L’apnea notturna è un disturbo abbastanza frequente, ma difficilmente diagnosticabile per esempio dal medico di base che durante un controllo di routine non può verificare chiaramente la sintomatologia. A soffrirne sono soggetti che , se non fosse per i partner, difficilmente sarebbero in grado di rendersi conto del problema. Quante volte ci capita infatti di soffrire di apnea notturna ed esserne completamente inconsapevoli? Spesso neghiamo assolutamente la pur minima possibilità che si verifichi un disturbo del genere anche perché non è qualcosa di verificabile nell’immediato, ma solo chi ci convive da tempo sa bene quali problematiche sono generate e anche il malessere conseguente.

 Apnea notturna: qualche causa

 Individuare le cause dell’apnea notturna è spesso complicato perché i fattori sono tanti e spesso potrebbero dipendere anche da stati fisici temporanei. In effetti tale problema può presentarsi sia in forma costante sia per brevi periodi e in tal caso può essere determinante monitorare le abitudini del soggetto. Una delle cause potrebbe essere infatti la secchezza dell’aria in un ambiente in cui è presente un condizionatore o termoconvettore. Da non sottovalutare inoltre il sovrappeso che può determinare sia il russamento sia l’apnea stessa e in questo caso la perdita di qualche chilo può essere un rimedio concreto ed efficace.

 Apnea notturna ostruttiva

 Sono riconoscibili diverse tipologie di apnea notturna, ma il soggetto potrebbe anche in questo caso faticare a riconoscerle.
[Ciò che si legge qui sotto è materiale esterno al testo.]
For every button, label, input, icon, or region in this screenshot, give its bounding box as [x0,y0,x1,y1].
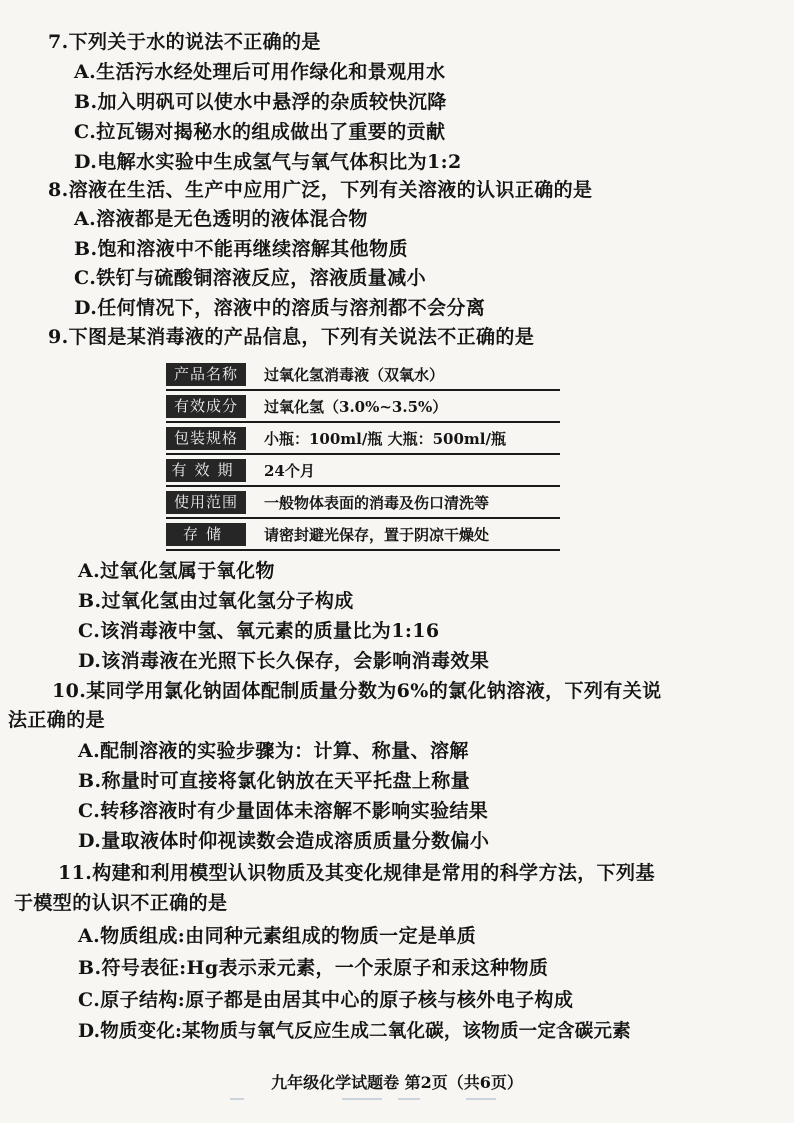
product-info-row [166,490,560,519]
scan-artifacts [230,1098,550,1106]
question-10-stem-continued: 法正确的是 [8,709,106,731]
question-11-option-c: C.原子结构:原子都是由居其中心的原子核与核外电子构成 [78,989,574,1011]
scan-speck [342,1098,382,1100]
active-ingredient-label: 有效成分 [166,395,246,418]
product-info-row [166,394,560,423]
question-8-option-b: B.饱和溶液中不能再继续溶解其他物质 [74,238,408,260]
storage-label: 存储 [166,523,246,546]
scan-speck [398,1098,420,1100]
storage-value: 请密封避光保存，置于阴凉干燥处 [264,526,490,544]
product-info-row [166,522,560,551]
question-8-option-d: D.任何情况下，溶液中的溶质与溶剂都不会分离 [74,297,486,319]
product-info-row [166,362,560,391]
question-7-stem: 7.下列关于水的说法不正确的是 [48,31,321,53]
question-9-option-c: C.该消毒液中氢、氧元素的质量比为1:16 [78,620,440,642]
question-10-option-c: C.转移溶液时有少量固体未溶解不影响实验结果 [78,800,489,822]
scan-speck [466,1098,496,1100]
usage-scope-label: 使用范围 [166,491,246,514]
package-spec-value: 小瓶：100ml/瓶 大瓶：500ml/瓶 [264,430,506,448]
question-10-stem: 10.某同学用氯化钠固体配制质量分数为6%的氯化钠溶液，下列有关说 [52,680,662,702]
package-spec-label: 包装规格 [166,427,246,450]
question-9-option-d: D.该消毒液在光照下长久保存，会影响消毒效果 [78,650,490,672]
question-8-option-c: C.铁钉与硫酸铜溶液反应，溶液质量减小 [74,267,427,289]
product-info-row [166,458,560,487]
question-8-stem: 8.溶液在生活、生产中应用广泛，下列有关溶液的认识正确的是 [48,179,593,201]
product-name-value: 过氧化氢消毒液（双氧水） [264,366,445,384]
question-7-option-b: B.加入明矾可以使水中悬浮的杂质较快沉降 [74,91,447,113]
question-8-option-a: A.溶液都是无色透明的液体混合物 [74,208,368,230]
question-9-option-a: A.过氧化氢属于氧化物 [78,560,275,582]
usage-scope-value: 一般物体表面的消毒及伤口清洗等 [264,494,490,512]
question-11-option-a: A.物质组成:由同种元素组成的物质一定是单质 [78,925,477,947]
product-name-label: 产品名称 [166,363,246,386]
product-info-table [166,362,560,554]
page-footer: 九年级化学试题卷 第2页（共6页） [271,1073,523,1092]
question-9-option-b: B.过氧化氢由过氧化氢分子构成 [78,590,354,612]
scan-speck [230,1098,244,1100]
question-10-option-a: A.配制溶液的实验步骤为：计算、称量、溶解 [78,740,469,762]
product-info-row [166,426,560,455]
question-11-stem-continued: 于模型的认识不正确的是 [14,892,228,914]
question-9-stem: 9.下图是某消毒液的产品信息，下列有关说法不正确的是 [48,326,535,348]
question-11-option-d: D.物质变化:某物质与氧气反应生成二氧化碳，该物质一定含碳元素 [78,1021,631,1042]
question-11-option-b: B.符号表征:Hg表示汞元素，一个汞原子和汞这种物质 [78,957,549,979]
shelf-life-label: 有效期 [166,459,246,482]
question-7-option-d: D.电解水实验中生成氢气与氧气体积比为1:2 [74,151,462,173]
question-10-option-b: B.称量时可直接将氯化钠放在天平托盘上称量 [78,770,471,792]
question-7-option-c: C.拉瓦锡对揭秘水的组成做出了重要的贡献 [74,121,446,143]
question-11-stem: 11.构建和利用模型认识物质及其变化规律是常用的科学方法，下列基 [58,862,655,884]
question-7-option-a: A.生活污水经处理后可用作绿化和景观用水 [74,61,446,83]
active-ingredient-value: 过氧化氢（3.0%~3.5%） [264,398,448,416]
shelf-life-value: 24个月 [264,462,315,480]
question-10-option-d: D.量取液体时仰视读数会造成溶质质量分数偏小 [78,830,490,852]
In ogni caso è sempre consigliabile rivolgersi ad un esperto come può essere un otorinolaringoiatra che sicuramente individuerà meglio il tipo di disturbo. Si può parlare in particolare di apnea notturna ostruttiva che riguarda un pò tutti senza eccezioni anagrafiche. Può manifestarsi anche per i bambini laddove è riscontrabile un ingrossamento delle tonsille molto frequente. In questa tipologia di apnea le vie respiratorie si collassano e rallentano la respirazione provocando un normale russare.
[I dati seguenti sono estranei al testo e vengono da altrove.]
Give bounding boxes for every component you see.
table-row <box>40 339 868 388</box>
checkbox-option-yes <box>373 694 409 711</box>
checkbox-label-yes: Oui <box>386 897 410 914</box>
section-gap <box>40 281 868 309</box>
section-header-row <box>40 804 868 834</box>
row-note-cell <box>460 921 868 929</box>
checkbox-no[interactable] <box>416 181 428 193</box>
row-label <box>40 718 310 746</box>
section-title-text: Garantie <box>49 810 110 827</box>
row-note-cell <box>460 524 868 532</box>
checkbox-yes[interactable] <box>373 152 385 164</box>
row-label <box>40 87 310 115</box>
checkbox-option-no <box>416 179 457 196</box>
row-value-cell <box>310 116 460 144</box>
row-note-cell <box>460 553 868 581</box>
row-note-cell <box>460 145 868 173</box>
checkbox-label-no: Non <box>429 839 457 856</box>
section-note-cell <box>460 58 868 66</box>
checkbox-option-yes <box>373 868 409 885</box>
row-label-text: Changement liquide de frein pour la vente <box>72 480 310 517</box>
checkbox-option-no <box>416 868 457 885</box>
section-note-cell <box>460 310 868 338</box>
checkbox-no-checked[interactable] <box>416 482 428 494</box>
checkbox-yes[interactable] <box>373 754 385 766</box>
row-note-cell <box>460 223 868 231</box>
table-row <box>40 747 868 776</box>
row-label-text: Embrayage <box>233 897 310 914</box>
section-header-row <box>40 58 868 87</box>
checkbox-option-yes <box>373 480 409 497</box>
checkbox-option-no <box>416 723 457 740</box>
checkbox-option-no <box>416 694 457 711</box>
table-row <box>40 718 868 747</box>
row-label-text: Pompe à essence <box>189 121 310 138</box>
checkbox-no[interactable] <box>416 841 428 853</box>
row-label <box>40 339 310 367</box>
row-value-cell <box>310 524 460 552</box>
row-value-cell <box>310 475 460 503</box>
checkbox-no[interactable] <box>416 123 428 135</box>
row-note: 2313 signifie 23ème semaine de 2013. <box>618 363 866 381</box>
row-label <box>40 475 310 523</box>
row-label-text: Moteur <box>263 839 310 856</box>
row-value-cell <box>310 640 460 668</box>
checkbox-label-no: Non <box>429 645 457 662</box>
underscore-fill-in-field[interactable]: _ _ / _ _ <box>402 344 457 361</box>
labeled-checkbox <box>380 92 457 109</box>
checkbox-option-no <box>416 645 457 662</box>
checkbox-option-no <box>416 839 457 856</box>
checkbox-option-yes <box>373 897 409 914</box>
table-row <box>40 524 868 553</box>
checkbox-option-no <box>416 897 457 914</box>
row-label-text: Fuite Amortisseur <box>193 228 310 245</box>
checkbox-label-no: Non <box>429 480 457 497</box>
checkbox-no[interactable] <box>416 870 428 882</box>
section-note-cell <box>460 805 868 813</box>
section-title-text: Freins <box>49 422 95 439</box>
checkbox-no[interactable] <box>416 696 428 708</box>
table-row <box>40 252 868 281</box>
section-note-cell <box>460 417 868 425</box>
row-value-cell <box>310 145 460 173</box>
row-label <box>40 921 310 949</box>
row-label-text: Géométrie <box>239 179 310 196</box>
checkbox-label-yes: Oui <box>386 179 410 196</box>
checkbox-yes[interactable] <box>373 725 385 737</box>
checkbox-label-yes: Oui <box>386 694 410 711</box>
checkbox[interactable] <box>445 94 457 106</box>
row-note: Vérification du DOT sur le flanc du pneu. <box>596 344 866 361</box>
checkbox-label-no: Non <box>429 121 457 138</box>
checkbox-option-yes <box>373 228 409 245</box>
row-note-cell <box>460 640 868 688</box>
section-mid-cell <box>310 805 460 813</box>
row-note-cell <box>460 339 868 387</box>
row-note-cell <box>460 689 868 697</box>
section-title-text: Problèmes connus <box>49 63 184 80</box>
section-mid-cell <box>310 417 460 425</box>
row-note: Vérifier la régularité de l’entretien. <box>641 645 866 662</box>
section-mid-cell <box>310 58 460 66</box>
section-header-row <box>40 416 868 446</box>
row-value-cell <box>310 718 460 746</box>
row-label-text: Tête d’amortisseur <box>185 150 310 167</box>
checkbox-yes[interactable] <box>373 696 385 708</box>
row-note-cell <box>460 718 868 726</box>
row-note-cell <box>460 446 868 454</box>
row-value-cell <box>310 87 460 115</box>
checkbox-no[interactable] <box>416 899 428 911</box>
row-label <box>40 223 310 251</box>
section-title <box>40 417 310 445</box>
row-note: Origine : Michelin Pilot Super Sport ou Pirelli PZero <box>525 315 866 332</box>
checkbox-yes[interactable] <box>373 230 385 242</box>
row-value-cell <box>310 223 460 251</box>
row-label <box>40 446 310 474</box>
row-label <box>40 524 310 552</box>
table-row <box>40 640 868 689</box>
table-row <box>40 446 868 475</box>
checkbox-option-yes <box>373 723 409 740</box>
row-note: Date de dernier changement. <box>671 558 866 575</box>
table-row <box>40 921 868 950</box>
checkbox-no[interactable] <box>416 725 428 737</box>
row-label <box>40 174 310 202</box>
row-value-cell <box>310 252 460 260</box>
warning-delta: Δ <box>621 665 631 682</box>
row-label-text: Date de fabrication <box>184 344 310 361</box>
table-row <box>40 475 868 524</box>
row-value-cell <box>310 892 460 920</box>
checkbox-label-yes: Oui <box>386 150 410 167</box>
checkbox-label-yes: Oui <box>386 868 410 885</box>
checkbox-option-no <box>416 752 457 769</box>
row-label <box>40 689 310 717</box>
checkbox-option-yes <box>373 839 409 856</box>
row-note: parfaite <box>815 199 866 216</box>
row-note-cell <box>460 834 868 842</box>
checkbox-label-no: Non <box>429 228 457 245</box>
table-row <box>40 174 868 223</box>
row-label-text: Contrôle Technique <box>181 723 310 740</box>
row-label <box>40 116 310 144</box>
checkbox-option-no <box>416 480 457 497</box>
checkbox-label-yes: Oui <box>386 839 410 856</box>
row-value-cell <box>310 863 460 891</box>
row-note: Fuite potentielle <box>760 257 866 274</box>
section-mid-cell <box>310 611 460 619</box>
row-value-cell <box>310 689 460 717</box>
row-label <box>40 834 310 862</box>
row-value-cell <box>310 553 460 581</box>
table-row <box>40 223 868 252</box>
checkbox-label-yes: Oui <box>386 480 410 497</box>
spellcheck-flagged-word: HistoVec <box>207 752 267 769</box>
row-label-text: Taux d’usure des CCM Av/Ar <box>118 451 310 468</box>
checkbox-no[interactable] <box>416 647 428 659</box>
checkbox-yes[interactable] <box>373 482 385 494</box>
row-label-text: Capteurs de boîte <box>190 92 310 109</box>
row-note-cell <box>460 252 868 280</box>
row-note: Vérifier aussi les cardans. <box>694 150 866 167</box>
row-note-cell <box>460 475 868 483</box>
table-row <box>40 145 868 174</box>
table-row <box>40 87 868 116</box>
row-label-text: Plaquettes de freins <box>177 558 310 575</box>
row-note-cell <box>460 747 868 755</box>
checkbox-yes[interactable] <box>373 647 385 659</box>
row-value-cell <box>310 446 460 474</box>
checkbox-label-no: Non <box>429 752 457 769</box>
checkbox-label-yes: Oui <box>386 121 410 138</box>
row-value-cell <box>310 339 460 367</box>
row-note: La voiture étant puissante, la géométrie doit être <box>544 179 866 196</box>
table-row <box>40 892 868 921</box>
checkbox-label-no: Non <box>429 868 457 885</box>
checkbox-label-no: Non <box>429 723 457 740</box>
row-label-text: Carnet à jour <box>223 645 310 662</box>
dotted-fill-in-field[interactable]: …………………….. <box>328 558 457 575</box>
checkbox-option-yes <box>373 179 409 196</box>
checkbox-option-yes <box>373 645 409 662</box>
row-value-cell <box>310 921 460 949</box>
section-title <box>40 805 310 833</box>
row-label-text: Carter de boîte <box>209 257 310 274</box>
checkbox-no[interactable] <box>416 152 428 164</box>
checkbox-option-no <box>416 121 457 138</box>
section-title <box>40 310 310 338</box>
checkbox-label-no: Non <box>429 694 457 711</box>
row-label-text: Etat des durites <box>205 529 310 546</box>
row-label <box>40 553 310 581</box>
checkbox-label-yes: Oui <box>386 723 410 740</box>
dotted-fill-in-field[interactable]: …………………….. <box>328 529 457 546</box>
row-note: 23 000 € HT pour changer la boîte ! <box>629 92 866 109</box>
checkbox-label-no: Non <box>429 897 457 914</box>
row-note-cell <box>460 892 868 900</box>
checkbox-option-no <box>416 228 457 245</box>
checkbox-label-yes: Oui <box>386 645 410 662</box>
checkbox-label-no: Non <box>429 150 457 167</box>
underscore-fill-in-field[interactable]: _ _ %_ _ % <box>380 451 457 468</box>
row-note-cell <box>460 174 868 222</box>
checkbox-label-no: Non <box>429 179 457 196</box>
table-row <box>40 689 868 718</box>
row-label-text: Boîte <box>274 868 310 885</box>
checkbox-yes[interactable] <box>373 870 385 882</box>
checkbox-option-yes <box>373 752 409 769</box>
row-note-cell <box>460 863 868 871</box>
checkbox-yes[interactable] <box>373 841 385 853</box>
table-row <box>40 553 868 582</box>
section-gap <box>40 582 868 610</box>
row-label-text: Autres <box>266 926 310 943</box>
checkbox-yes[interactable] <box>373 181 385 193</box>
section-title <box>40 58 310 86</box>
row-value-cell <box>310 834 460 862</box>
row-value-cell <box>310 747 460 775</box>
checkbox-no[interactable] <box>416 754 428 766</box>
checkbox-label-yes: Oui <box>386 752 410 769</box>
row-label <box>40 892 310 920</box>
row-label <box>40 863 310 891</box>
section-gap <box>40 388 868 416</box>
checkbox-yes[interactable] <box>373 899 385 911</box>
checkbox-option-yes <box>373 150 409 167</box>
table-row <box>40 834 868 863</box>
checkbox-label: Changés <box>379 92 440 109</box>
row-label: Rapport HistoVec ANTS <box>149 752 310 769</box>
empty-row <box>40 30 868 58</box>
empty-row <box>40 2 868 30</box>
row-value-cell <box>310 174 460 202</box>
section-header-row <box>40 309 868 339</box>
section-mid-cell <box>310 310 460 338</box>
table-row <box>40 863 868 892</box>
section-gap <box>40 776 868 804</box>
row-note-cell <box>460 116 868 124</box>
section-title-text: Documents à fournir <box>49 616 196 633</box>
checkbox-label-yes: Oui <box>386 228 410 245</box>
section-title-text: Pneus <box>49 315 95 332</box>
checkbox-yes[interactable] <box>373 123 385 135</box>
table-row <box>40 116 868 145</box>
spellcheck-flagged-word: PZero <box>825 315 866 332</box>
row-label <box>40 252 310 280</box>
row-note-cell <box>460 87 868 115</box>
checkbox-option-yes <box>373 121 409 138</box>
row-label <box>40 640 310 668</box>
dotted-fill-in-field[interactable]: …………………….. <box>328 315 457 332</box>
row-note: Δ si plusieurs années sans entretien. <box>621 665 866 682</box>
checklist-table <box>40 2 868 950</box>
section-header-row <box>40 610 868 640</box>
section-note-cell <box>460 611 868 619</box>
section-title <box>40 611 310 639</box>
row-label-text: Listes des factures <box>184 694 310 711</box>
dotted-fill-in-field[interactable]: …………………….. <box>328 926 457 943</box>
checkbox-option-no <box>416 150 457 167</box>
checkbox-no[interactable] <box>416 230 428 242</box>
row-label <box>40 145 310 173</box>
 Apnea notturna “centrale”

 Altra tipologia di apnea notturna può essere quella “centrale” che è meno frequente di quella ostruttiva e determina una dimenticanza. Il cervello che dovrebbe mandare lo stimolo alla respirazione dimentica invece per brevissimi istanti di inviare “il segnale”. Si genera così un respiro alternato a pause. Anche in questo caso tutti gli individui possono essere soggetti a questa tipologia di apnea, ma a soffrirne particolarmente sono individui che lamentano anche altre patologie per le quali sono costretti alla somministrazione  di alcuni farmaci. Apnea notturna ostruttiva e apnea centrale possono presentarsi separatamente, ma non è raro trovare entrambi i disturbi.